Bittner: Spitalsfinanzierung wird nächstes gesundheitspolitisches Debakel

Verschuldete Kassen sollen neuerlich belastet werden.

Wien (OTS) - Bei den Verhandlungen um die Spitalsfinanzierung
droht eine Einigung zwischen Bund und Ländern auf Kosten der Krankenversicherung. Wie nach den letzten Verhandlungen Ende 2000 will sich der Bund auf Kosten der Kassen entlasten. "Grasser will offenbar einen Nackerten ausziehen und das als seriöse Sachpolitik tarnen" wundert sich der Obmann der Wiener Gebietskrankenkasse Franz Bittner. "In den nach dem Urteil aller Gesundheitsexperten überdimensionierten stationären Sektor soll - anscheinend ohne Reformen - weiter ungebremst Geld eingebracht werden, zur Not von den an der Kippe zur Illiquidität stehenden Krankenkassen. Die Mittel sollen aus dem ambulanten Bereich und der Prävention abgezogen werden, wenn das nicht ausreicht, sollen die Kranken durch zusätzliche Selbstbehalte zur Ader gelassen werden."

Die WGKK appelliert an die Teilnehmer der Verhandlungen - von der die Sozialversicherung leider ausgeschlossen ist - die weiteren Gespräche auf die Basis der bekannten Fakten zu stellen:

+ Seit 2001 musste die Sozialversicherung jedes Jahr zusätzlich 84 Mio. Euro für den Bund bei der Spitalsfinanzierung übernehmen. Das kostete die Kassen bis heute 336 Mio. Euro. + Zusätzlich musste die Sozialversicherung ihren Spitalsfinanzierungsbeitrag 2004 um 6,2 Prozent erhöhen. + Nicht zuletzt daraus resultierte, dass der Finanzierungsanteil der Kassen von 1996 - dem letzten Jahr vor Einführung des "leistungsorientierten Finanzierungssystems" - bis 2002 um über 20 Prozent gestiegen ist, während die Zahlungen von Ländern, Gemeinden und Spitalsträgern zusammen nur um rund neun Prozent gewachsen sind. + Die Akutbettendichte in Österreich liegt deutlich über dem europäischen Durchschnitt. Die Kapazitätsobergrenzen des jetzt auslaufenden Krankenanstaltenplanes werden nach wie vor überschritten. + Die bloss 10-prozentige Hebung der qualitätsunabhängigen Wirtschaftlichkeitsreserven in den Akutspitälern brächte - wie zahlreiche Studien und der Rechnungshof bestätigen - Einsparungen von über 130 Mio. Euro pro Jahr. Und das ohne Bettenabbau. + Den Kassen ist die Gegensteuerung zu diesen Entwicklungen verwehrt, da in den Landesfonds für die Spitalsfinanzierung - die zu rund 70 Prozent von der Sozialversicherung dotiert sind - das Mitspracherecht der Kassen auf 6 bis 15 Prozent limitiert ist.
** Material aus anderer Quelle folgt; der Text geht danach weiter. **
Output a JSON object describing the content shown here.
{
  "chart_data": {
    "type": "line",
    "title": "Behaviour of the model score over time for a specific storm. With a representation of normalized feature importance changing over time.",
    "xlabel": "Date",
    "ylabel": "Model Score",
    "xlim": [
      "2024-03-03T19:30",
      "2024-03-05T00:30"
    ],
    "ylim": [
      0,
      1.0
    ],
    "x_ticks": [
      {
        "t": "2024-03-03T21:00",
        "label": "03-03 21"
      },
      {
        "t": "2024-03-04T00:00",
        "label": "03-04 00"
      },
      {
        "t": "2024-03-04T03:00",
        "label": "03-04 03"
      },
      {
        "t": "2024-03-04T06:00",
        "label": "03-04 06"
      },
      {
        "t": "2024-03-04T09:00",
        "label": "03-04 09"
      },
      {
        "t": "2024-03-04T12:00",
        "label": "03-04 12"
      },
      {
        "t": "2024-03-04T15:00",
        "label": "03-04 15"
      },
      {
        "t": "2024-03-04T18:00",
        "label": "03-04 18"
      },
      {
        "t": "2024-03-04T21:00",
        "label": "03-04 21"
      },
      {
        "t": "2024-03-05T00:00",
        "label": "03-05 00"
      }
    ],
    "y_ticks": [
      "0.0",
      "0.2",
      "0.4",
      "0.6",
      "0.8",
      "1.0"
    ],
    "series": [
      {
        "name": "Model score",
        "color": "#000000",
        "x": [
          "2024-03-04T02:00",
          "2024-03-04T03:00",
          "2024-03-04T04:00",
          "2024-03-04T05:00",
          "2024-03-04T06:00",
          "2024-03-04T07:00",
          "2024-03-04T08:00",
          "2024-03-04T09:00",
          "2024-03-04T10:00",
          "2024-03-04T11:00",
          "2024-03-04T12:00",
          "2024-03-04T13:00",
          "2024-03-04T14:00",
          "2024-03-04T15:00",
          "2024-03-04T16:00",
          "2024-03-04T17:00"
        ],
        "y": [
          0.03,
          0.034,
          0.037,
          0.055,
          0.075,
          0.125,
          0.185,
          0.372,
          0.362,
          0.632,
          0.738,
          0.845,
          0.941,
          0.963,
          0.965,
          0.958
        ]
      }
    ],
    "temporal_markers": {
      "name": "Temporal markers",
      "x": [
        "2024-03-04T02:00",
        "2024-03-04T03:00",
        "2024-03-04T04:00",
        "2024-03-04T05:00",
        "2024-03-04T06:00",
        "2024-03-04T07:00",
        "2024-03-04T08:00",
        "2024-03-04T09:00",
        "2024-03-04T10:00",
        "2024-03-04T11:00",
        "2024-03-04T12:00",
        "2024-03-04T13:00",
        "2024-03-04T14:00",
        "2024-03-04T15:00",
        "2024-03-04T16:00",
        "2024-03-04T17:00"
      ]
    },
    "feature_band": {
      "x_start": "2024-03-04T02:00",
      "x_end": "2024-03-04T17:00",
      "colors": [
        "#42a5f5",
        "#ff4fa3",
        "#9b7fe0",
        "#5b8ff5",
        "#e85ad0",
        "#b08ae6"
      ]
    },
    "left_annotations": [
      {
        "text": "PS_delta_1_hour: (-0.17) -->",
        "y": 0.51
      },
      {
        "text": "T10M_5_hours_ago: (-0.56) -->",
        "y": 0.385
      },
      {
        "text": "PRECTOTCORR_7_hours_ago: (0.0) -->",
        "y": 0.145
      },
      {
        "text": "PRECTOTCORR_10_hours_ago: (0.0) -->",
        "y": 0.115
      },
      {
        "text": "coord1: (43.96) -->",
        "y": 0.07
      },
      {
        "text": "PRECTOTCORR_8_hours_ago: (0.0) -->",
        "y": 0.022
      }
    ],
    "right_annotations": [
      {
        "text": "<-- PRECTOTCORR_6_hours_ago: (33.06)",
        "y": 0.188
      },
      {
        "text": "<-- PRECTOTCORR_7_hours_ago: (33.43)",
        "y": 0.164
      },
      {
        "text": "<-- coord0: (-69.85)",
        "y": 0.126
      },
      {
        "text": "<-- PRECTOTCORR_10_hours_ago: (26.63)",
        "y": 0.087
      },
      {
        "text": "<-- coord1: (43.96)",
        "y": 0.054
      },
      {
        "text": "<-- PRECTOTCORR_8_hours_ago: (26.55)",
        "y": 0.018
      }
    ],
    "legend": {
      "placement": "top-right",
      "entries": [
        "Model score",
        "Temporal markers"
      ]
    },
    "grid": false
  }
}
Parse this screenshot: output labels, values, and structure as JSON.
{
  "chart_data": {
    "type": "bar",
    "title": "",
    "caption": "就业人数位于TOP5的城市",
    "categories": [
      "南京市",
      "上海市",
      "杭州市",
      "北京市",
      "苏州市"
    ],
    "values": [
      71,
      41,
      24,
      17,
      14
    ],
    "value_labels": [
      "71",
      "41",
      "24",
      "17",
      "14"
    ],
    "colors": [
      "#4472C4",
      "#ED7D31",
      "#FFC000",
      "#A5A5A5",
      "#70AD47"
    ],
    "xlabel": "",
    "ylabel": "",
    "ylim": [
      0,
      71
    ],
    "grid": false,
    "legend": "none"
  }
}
Diese Trennung von Zahler und Entscheider führt zu Ineffizienzen, was sich nicht zuletzt an den geradezu explodierenden Verwaltungskosten der Landesfonds ablesen lässt. Diese sind in fünf Jahren um über 200 Prozent gestiegen, während die Verwaltungsaufwendungen der Kassen fast konstant geblieben sind.

Vor diesem Hintergrund ist den Regierungsverhandlern ihr eigenes Regierungsprogramm in Erinnerung zu rufen: Dort ist von einer Entlastung der Krankenversicherung bei der Spitalsfinanzierung um 250 Mio. Euro zu lesen.

Statt der Einlösung dieses Programmpunktes plant Grasser nun - wie einzelne Medien berichten - sich seine Steuersenkung für Großunternehmen von den Kassen finanzieren zu lassen. Fehlendes Geld soll von kranken Menschen durch zusätzliche Selbstbehalte aufgebracht werden.

Unklar ist auch die Rolle von Gesundheitsministerin Rauch-Kallat. Sie nimmt an den Spitalsverhandlungen nicht einmal teil. Sie hatte monatelang Zeit, sich auf die Neuregelung der Spitalsfinanzierung vorzubereiten. Jetzt steht sie mit leeren Händen da. Die Entwürfe zur den Gesundheitsagenturen sind - zurecht - obsolet, ein neues Konzept zur "Gesundheitsreform" liegt nicht vor - und das zwei Monate vor dem Jahreswechsel. Von einem Konsolidierungskonzept für die defizitären Krankenkassen ist derzeit nichts zu erkennen. "Hier bahnt sich ein Eklat an" befürchtet Bittner. "Eine neuerliche zusätzliche Belastung der Krankenkassen durch diese geplanten Regierungsmaßnahmen würde einige Kassen in die Zahlungsunfähigkeit drängen."